Among sour beer producers, Austin, Texas’ Jester King is routinely recognized as among the best in the world by both critics and fans. Renowned for their delicate blends of wild ales, produced via wild yeast borne on the air of their native Texas Hill Country, Jester King has created especially sought-after beers within the field of fruited sours. Typically, our picks for an Essential within the field of Paste Drink would be limited to a single beer, but here we will make an exception for two of these fruited sours that are each a transcendent expression of the heart and soul of their respective fruits: Aurelian Lure (apricots) and Atrial Rubicite (raspberries). Both are created from matured sour ales, which are then aged in oak with fresh fruit, which is allowed to re-ferment to dryness.
And “dryness” truly is the operative word, here.
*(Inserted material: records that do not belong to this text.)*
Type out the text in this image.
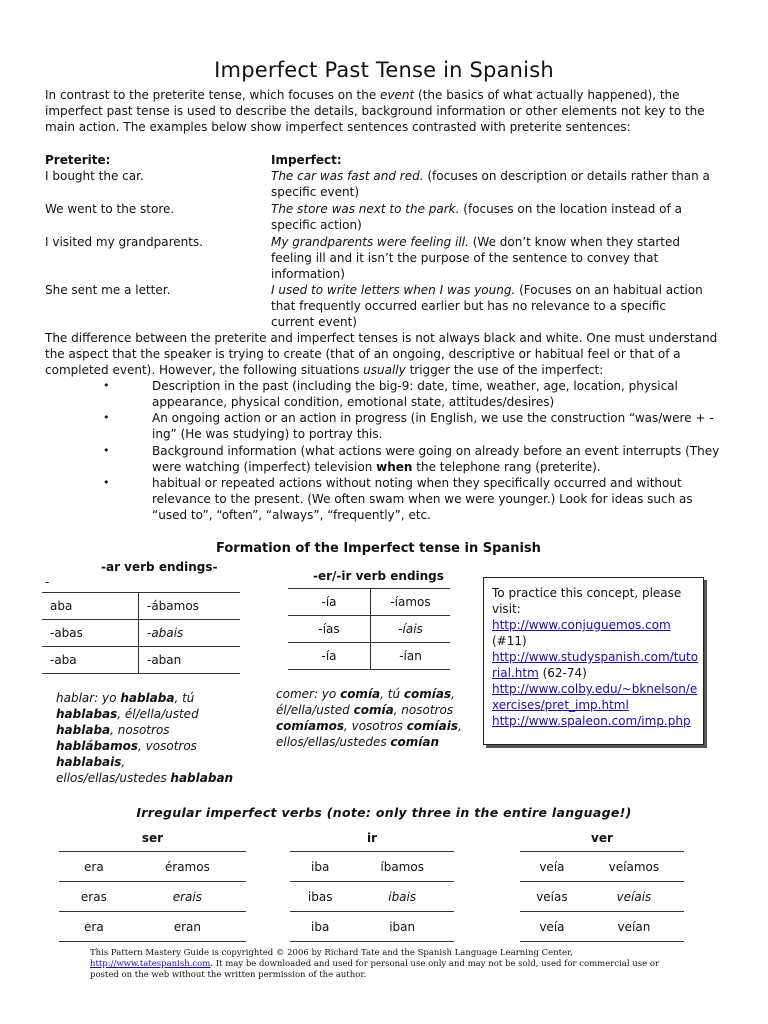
Imperfect Past Tense in Spanish
In contrast to the preterite tense, which focuses on the event (the basics of what actually happened), the
imperfect past tense is used to describe the details, background information or other elements not key to the
main action. The examples below show imperfect sentences contrasted with preterite sentences:
Preterite:	Imperfect:
I bought the car.	The car was fast and red. (focuses on description or details rather than a
specific event)
We went to the store.	The store was next to the park. (focuses on the location instead of a
specific action)
I visited my grandparents.	My grandparents were feeling ill. (We don’t know when they started
feeling ill and it isn’t the purpose of the sentence to convey that
information)
She sent me a letter.	I used to write letters when I was young. (Focuses on an habitual action
that frequently occurred earlier but has no relevance to a specific
current event)
The difference between the preterite and imperfect tenses is not always black and white. One must understand
the aspect that the speaker is trying to create (that of an ongoing, descriptive or habitual feel or that of a
completed event). However, the following situations usually trigger the use of the imperfect:
•	Description in the past (including the big-9: date, time, weather, age, location, physical
appearance, physical condition, emotional state, attitudes/desires)
•	An ongoing action or an action in progress (in English, we use the construction “was/were + -
ing” (He was studying) to portray this.
•	Background information (what actions were going on already before an event interrupts (They
were watching (imperfect) television when the telephone rang (preterite).
•	habitual or repeated actions without noting when they specifically occurred and without
relevance to the present. (We often swam when we were younger.) Look for ideas such as
“used to”, “often”, “always”, “frequently”, etc.
Formation of the Imperfect tense in Spanish
-ar verb endings-
-
aba	-ábamos
-abas	-abais
-aba	-aban
-er/-ir verb endings
-ía	-íamos
-ías	-íais
-ía	-ían
hablar: yo hablaba, tú
hablabas, él/ella/usted
hablaba, nosotros
hablábamos, vosotros
hablabais,
ellos/ellas/ustedes hablaban
comer: yo comía, tú comías,
él/ella/usted comía, nosotros
comíamos, vosotros comíais,
ellos/ellas/ustedes comían
To practice this concept, please
visit:
http://www.conjuguemos.com
(#11)
http://www.studyspanish.com/tuto
rial.htm (62-74)
http://www.colby.edu/~bknelson/e
xercises/pret_imp.html
http://www.spaleon.com/imp.php
Irregular imperfect verbs (note: only three in the entire language!)
ser
era	éramos
eras	erais
era	eran
ir
iba	íbamos
ibas	ibais
iba	iban
ver
veía	veíamos
veías	veíais
veía	veían
This Pattern Mastery Guide is copyrighted © 2006 by Richard Tate and the Spanish Language Learning Center, http://www.tatespanish.com. It may be downloaded and used for personal use only and may not be sold, used for commercial use or posted on the web without the written permission of the author.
These are not the sickly sweet, saccharine “malternative beverages” you remember from your dorm days; nor are they anything like the cheap berry wines you can buy at your local winery, loaded down with residual sugar in a brazen attempt to hide the ABV. These are elegant drinks for the oenophile-aligned palate, easy to enjoy but rewarding to contemplate.
The first, Aurelian Lure, is the more delicate and slightly more acidic of the two, less bombastic in its delivery of “apricot essence” but quite bright and lively. Compared with the Atrial Rubicite, there are greater reminders here of the oak it was aged upon, with a more earthy background of funk and a light touch of wood and vanilla. Stone fruit blossoms on the nose, followed by a shock of tartness on the palate, which puckers the lips but then quickly and cleanly fades away. Dry and sophisticated, there’s nothing “dessert” about this fruit beer—it seems more like something one would drink with a plate of briny, citrus-accented ceviche.
Atrial Rubicite, on the other hand, is perhaps Jester King’s most sought-after beer; a liquid paen to the glory of fresh raspberries that delivers intensity of raspberry flavors while still avoiding the cloying, artless nature of more syrupy raspberry beers. An initial rush of juicy raspberry coats the tongue with a velvety smoothness and jammy red fruit flavors. The brewery’s marketing copy brags of a beer “devoid of sweetness,” but that’s not entirely true—compared with the Aurelian Lure there is certainly a natural sweetness brought forth by the fresh fruit that is wholly necessary, a vital dimension in a beer that still closes with an elegant, dry finish.
If you’ve never sampled a fruited sour of this caliber, it can be difficult to picture a beer that simultaneously provides a decadently fruity experience while containing hidden multitudes. That’s why they’re essential. Few styles are so likely to utterly redefine your personal concept of “beer.”